Natasha proposa : « Pourquoi ne pas prendre un peu de recul ? J’ai une chambre libre chez moi. »
Polina secoua la tête : « C’est mon appartement, Natasha. Pourquoi devrais‑je payer pour ses envies ? »
De retour chez elle, Polina découvrit Larisa Arkadievna dans sa chambre, en train de trier son armoire.
« Qu’est‑ce que tu fais là ? » s’étrangla‑t‑elle.
« Je fais de la place pour mes vêtements : Sergey m’a dit que je pouvais piocher dans ton dressing. »
La goutte d’eau fit déborder le vase. Polina s’avança, la voix claire :
« Arrête tout de suite : c’est ma chambre, mon armoire. Sors d’ici. »
Larisa leva les yeux, indignée : « Ne me donne pas d’ordres, gamine ! Je suis ta belle‑mère ; un minimum de respect s’impose. »
Sergey apparut, attiré par les éclats : « Qu’est‑ce qui se passe ? »
Polina désigna les vêtements éparpillés : « Ta mère vient fouiller dans mes affaires ! »
« Je ne fais qu’installer mes vêtements », rétorqua Larisa. « Elle me manque de respect, c’est tout. »
Sergey s’interposa : « Calmez‑vous ! Maman n’a fait que demander un peu de place. »

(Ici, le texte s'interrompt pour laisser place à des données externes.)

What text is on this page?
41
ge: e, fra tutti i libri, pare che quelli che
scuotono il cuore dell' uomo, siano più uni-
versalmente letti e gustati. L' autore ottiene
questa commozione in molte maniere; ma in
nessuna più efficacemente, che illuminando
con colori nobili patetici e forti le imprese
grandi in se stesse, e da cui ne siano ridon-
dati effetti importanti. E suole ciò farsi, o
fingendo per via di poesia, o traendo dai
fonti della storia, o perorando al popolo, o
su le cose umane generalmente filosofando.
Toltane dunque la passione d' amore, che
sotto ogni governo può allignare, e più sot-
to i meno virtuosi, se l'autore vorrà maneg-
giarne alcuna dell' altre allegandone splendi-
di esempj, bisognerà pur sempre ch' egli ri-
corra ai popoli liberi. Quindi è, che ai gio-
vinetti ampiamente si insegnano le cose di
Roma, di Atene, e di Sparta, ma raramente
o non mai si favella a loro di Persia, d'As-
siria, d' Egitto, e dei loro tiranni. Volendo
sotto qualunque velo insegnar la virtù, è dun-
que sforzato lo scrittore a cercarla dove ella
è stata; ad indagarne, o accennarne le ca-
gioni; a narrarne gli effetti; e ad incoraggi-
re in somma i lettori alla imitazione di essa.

« Un peu de place ? » éclata Polina. « Elle a envahi toute la chambre d’amis, la moitié de la cuisine, jeté mes possessions, déplacé mes meubles, et maintenant elle déboule dans notre chambre ! »
Sergey haussa les épaules : « Tu exagères… »
« J’en ai assez ! » s’écria Polina. « C’est MON appartement : je l’ai acheté avant notre mariage, avec mes économies ! »
« Encore ce discours ? » grommela Sergey. « Jusqu’à quand tu vas ressasser ça ? »
« Je ne le ressasse pas : je le vis ! Tu as laissé ta mère me traiter comme une étrangère ! »
Larisa intervint triomphante : « Voyez, Sergey ? Elle ne respecte ni sa belle‑mère, ni son mari. Une vraie femme ne hurlerait pas ainsi. »
Polina prit une grande inspiration, le regard assuré :
« Non ! Toi, belle‑mère, tu es repartie pour ta maison ; et toi, Sergey, si tu ne me soutiens pas, tu peux faire tes valises aussi. Aujourd’hui. »
Laissant derrière elle stupeur et silence, Polina franchit la porte avec le cœur léger : elle avait repris son foyer en main, sa dignité retrouvée.